A Truly Heroic Dog

Jameson's picture
Submitted by Jameson on Tue, 2009-08-25 11:07

This remarkable video poses the question: can animals be heroic in the human sense?

Well, you know what they say:

Frediano's picture

"It's a dogs-don't-eat-dogs world."

Maybe someone passed an 'Anti-Dog-Eat-Dog Law' while we weren't watching.

Where do these phrases for things that never happen come from?

I would beleive the hero narrative if the dogs had some kind of a relationship before the event. I'm not talking a spaghetti dinner, a little discussion of Sartre, a nice Merlot, and a movie, I mean, they hung out together. You know, they'd often sniffed each other's butt a few times in happier times--like dogs do.

Maybe they were rugby playing dogs?


Rosie's picture

There are lots of stories about dogs doing fantastic (in the true sense of the word) feats. A journalist in our neighbourhood recently wrote a book about these sorts of dog stories from our neighbourhood alone. The funny thing was, at the book's launch, half the invited guests were dogs! It was hilarious.

Here is a link to another dog-saving story.

Just about the only logical explanation, Mark

Jameson's picture

: )

Could it be by a series of

Mark Hubbard's picture

Could it be by a series of wires and pulleys?

And obviously that first dog was a stunt dog.


sharon's picture

"Very cynical, Fred"

Oh, I think Fred’s conjecture is entirely cynical. These are not Wolf dogs in the wild. They are, in all likely hood, domesticated dogs who get their second helping of Alpo. But the event does strike me as extraordinary, only in that I have never seen or heard of such a thing.

Fighting off a predator

Jameson's picture

that's threatening the pack is instinctual. Crossing a 6-lane freeway at rush hour to drag another dog to safety - what's that?! What's the reward?

Hold on

Kasper's picture

Aren't dogs, like dolphins, highly social animals that express empathy and kin ship. I think this is a well known fact. Does this not eplain what you're after here? They can be paternalistic to their owners and other dogs or even household pets.

Very cynical, Fred

Jameson's picture

Though logical. I still can't quite put this anywhere in my understanding of animal instinct. I would've thought the dog's survival bones ran too deep to attempt retrieving a free dinner this dangerously placed, yet it seems highly implausible that it would risk its life for no obvious reward at all.

I was hoping someone on SOLO with a better understanding of animal behaviour could explain this extraordinary event.

How does anyone know...

Frediano's picture

...that the dog wasn't just about to eat the roadkill, and was simply picking up lunch?

Dogs don't eat dogs?


The current narrative is more heartwarming. Maybe it's true.


Kasper's picture

It is rather apparent that Richard has not read ITOE by now Mr Perren, don't you think? She actually did make the comparison of an infant/toddler and the perceptual stage of cognition liking it to the level of the animals.
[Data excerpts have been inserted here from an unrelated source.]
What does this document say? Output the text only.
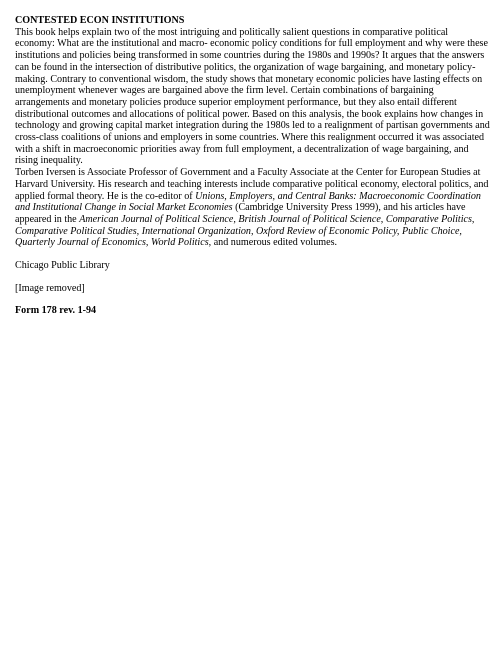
CONTESTED ECON INSTITUTIONS

This book helps explain two of the most intriguing and politically salient questions in comparative political economy: What are the institutional and macro- economic policy conditions for full employment and why were these institutions and policies being transformed in some countries during the 1980s and 1990s? It argues that the answers can be found in the intersection of distributive politics, the organization of wage bargaining, and monetary policy-making. Contrary to conventional wisdom, the study shows that monetary economic policies have lasting effects on unemployment whenever wages are bargained above the firm level. Certain combinations of bargaining arrangements and monetary policies produce superior employment performance, but they also entail different distributional outcomes and allocations of political power. Based on this analysis, the book explains how changes in technology and growing capital market integration during the 1980s led to a realignment of partisan governments and cross-class coalitions of unions and employers in some countries. Where this realignment occurred it was associated with a shift in macroeconomic priorities away from full employment, a decentralization of wage bargaining, and rising inequality.

Torben Iversen is Associate Professor of Government and a Faculty Associate at the Center for European Studies at Harvard University. His research and teaching interests include comparative political economy, electoral politics, and applied formal theory. He is the co-editor of Unions, Employers, and Central Banks: Macroeconomic Coordination and Institutional Change in Social Market Economies (Cambridge University Press 1999), and his articles have appeared in the American Journal of Political Science, British Journal of Political Science, Comparative Politics, Comparative Political Studies, International Organization, Oxford Review of Economic Policy, Public Choice, Quarterly Journal of Economics, World Politics, and numerous edited volumes.

Chicago Public Library

[Image removed]

Form 178 rev. 1-94
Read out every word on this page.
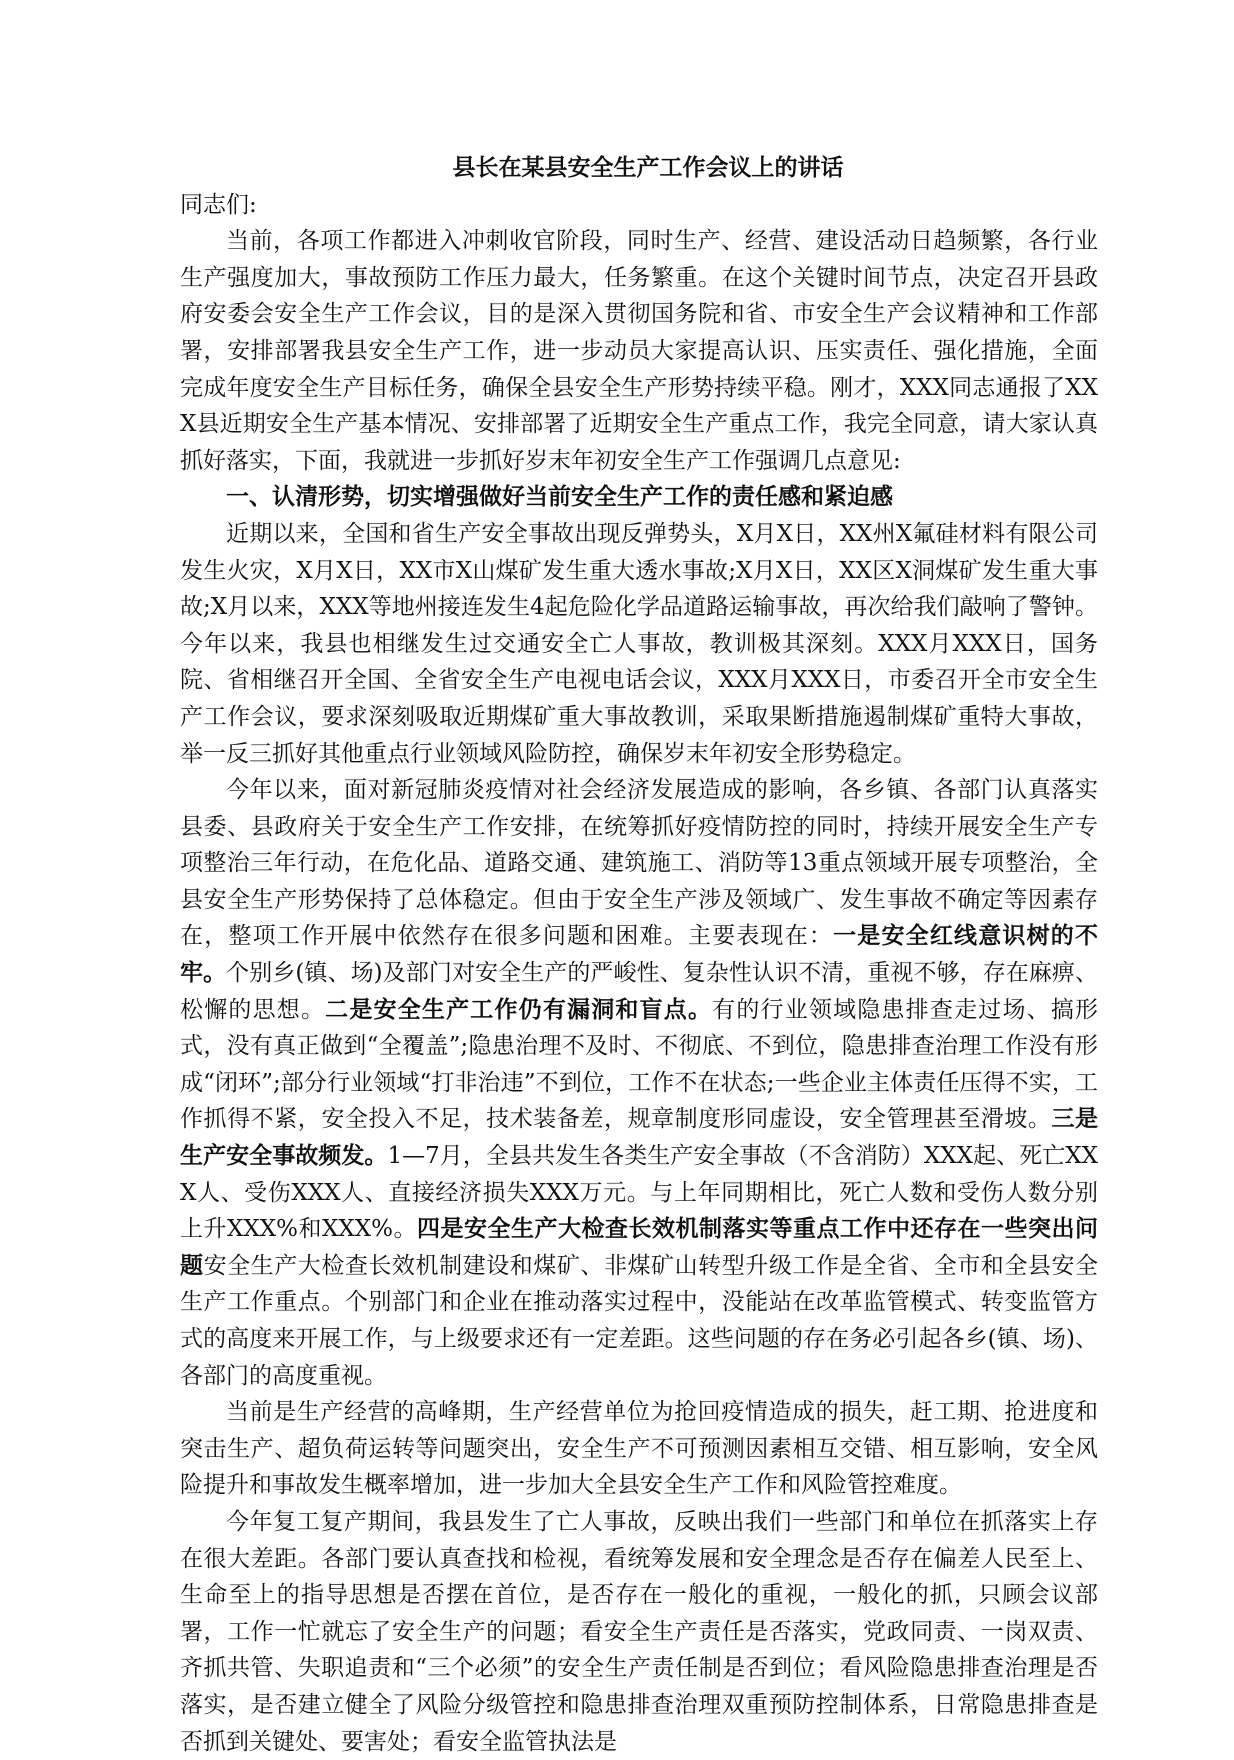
县长在某县安全生产工作会议上的讲话

同志们:

当前，各项工作都进入冲刺收官阶段，同时生产、经营、建设活动日趋频繁，各行业生产强度加大，事故预防工作压力最大，任务繁重。在这个关键时间节点，决定召开县政府安委会安全生产工作会议，目的是深入贯彻国务院和省、市安全生产会议精神和工作部署，安排部署我县安全生产工作，进一步动员大家提高认识、压实责任、强化措施，全面完成年度安全生产目标任务，确保全县安全生产形势持续平稳。刚才，XXX同志通报了XXX县近期安全生产基本情况、安排部署了近期安全生产重点工作，我完全同意，请大家认真抓好落实，下面，我就进一步抓好岁末年初安全生产工作强调几点意见:

一、认清形势，切实增强做好当前安全生产工作的责任感和紧迫感

近期以来，全国和省生产安全事故出现反弹势头，X月X日，XX州X氟硅材料有限公司发生火灾，X月X日，XX市X山煤矿发生重大透水事故;X月X日，XX区X洞煤矿发生重大事故;X月以来，XXX等地州接连发生4起危险化学品道路运输事故，再次给我们敲响了警钟。今年以来，我县也相继发生过交通安全亡人事故，教训极其深刻。XXX月XXX日，国务院、省相继召开全国、全省安全生产电视电话会议，XXX月XXX日，市委召开全市安全生产工作会议，要求深刻吸取近期煤矿重大事故教训，采取果断措施遏制煤矿重特大事故，举一反三抓好其他重点行业领域风险防控，确保岁末年初安全形势稳定。

今年以来，面对新冠肺炎疫情对社会经济发展造成的影响，各乡镇、各部门认真落实县委、县政府关于安全生产工作安排，在统筹抓好疫情防控的同时，持续开展安全生产专项整治三年行动，在危化品、道路交通、建筑施工、消防等13重点领域开展专项整治，全县安全生产形势保持了总体稳定。但由于安全生产涉及领域广、发生事故不确定等因素存在，整项工作开展中依然存在很多问题和困难。主要表现在：一是安全红线意识树的不牢。个别乡(镇、场)及部门对安全生产的严峻性、复杂性认识不清，重视不够，存在麻痹、松懈的思想。二是安全生产工作仍有漏洞和盲点。有的行业领域隐患排查走过场、搞形式，没有真正做到“全覆盖”;隐患治理不及时、不彻底、不到位，隐患排查治理工作没有形成“闭环”;部分行业领域“打非治违”不到位，工作不在状态;一些企业主体责任压得不实，工作抓得不紧，安全投入不足，技术装备差，规章制度形同虚设，安全管理甚至滑坡。三是生产安全事故频发。1—7月，全县共发生各类生产安全事故（不含消防）XXX起、死亡XXX人、受伤XXX人、直接经济损失XXX万元。与上年同期相比，死亡人数和受伤人数分别上升XXX%和XXX%。四是安全生产大检查长效机制落实等重点工作中还存在一些突出问题安全生产大检查长效机制建设和煤矿、非煤矿山转型升级工作是全省、全市和全县安全生产工作重点。个别部门和企业在推动落实过程中，没能站在改革监管模式、转变监管方式的高度来开展工作，与上级要求还有一定差距。这些问题的存在务必引起各乡(镇、场)、各部门的高度重视。

当前是生产经营的高峰期，生产经营单位为抢回疫情造成的损失，赶工期、抢进度和突击生产、超负荷运转等问题突出，安全生产不可预测因素相互交错、相互影响，安全风险提升和事故发生概率增加，进一步加大全县安全生产工作和风险管控难度。

今年复工复产期间，我县发生了亡人事故，反映出我们一些部门和单位在抓落实上存在很大差距。各部门要认真查找和检视，看统筹发展和安全理念是否存在偏差人民至上、生命至上的指导思想是否摆在首位，是否存在一般化的重视，一般化的抓，只顾会议部署，工作一忙就忘了安全生产的问题；看安全生产责任是否落实，党政同责、一岗双责、齐抓共管、失职追责和“三个必须”的安全生产责任制是否到位；看风险隐患排查治理是否落实，是否建立健全了风险分级管控和隐患排查治理双重预防控制体系，日常隐患排查是否抓到关键处、要害处；看安全监管执法是
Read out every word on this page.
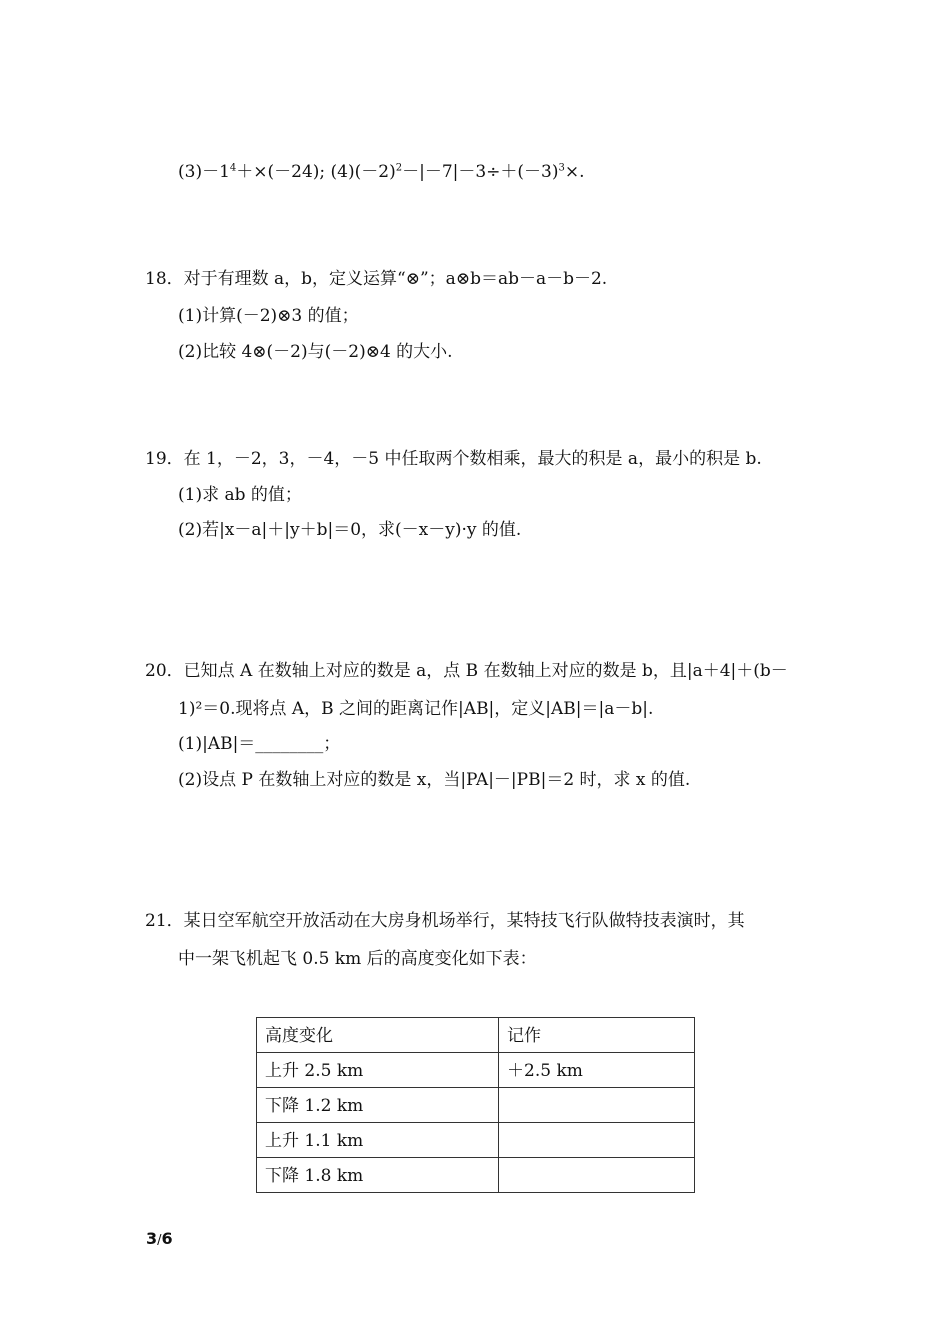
$(3)-1^4+\times(-24)$; $(4)(-2)^2-|-7|-3\div+(-3)^3\times$.
18．对于有理数 a，b，定义运算“⊗”；a⊗b＝ab－a－b－2.
(1)计算(－2)⊗3 的值；
(2)比较 4⊗(－2)与(－2)⊗4 的大小.
19．在 1，－2，3，－4，－5 中任取两个数相乘，最大的积是 a，最小的积是 b.
(1)求 ab 的值；
(2)若|x－a|＋|y＋b|＝0，求(－x－y)·y 的值.
20．已知点 A 在数轴上对应的数是 a，点 B 在数轴上对应的数是 b，且|a＋4|＋(b－
1)²＝0.现将点 A，B 之间的距离记作|AB|，定义|AB|＝|a－b|.
(1)|AB|＝________；
(2)设点 P 在数轴上对应的数是 x，当|PA|－|PB|＝2 时，求 x 的值.
21．某日空军航空开放活动在大房身机场举行，某特技飞行队做特技表演时，其
中一架飞机起飞 0.5 km 后的高度变化如下表：
高度变化	记作
上升 2.5 km	＋2.5 km
下降 1.2 km	
上升 1.1 km	
下降 1.8 km	
3/6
If he did it was probably over his head.

Confirmation and a Question

Jeff Perren's picture

From personal experience, with some qualifiers that need not concern us here (like the very important difference that dogs never progress beyond that stage), I can easily agree with this fairly obvious observation about dogs. The alternatives presented (humans in fur vs biomechanical automatons in fur) are views I've never heard any dog owner, or even the average person, express. Sounds a lot like more of the typical modern skeptic's "Everything you think you know is wrong" writing.

What's more interesting is why you have such an animus toward a woman who advocated that one should be reasonable, honest, and just, that one should be productive, not parasitic, that one should engage in trade voluntarily, respecting the rights to life, liberty, and property of all, that one shouldn't initiate force against others to violate those rights. Since you claim to support these views and values, one has to wonder what is your major beef.

With regard to this specific issue, she may well have been wrong about the mental capacity of animals. If so, so what? Nothing much hangs on it with regard to the validity of her philosophy unless you believe (as she did not) that "rational animal" is supposed to exhaust everything there is to say about the concept "human." Her ITOE deals specifically, in part, with that issue.


Richard Goode's picture

Can animals be heroic in the human sense? Yes.

This is an interesting article.

I wonder what Rand would make of the claim that the average dog can reason on a par with a human 2 -year-old.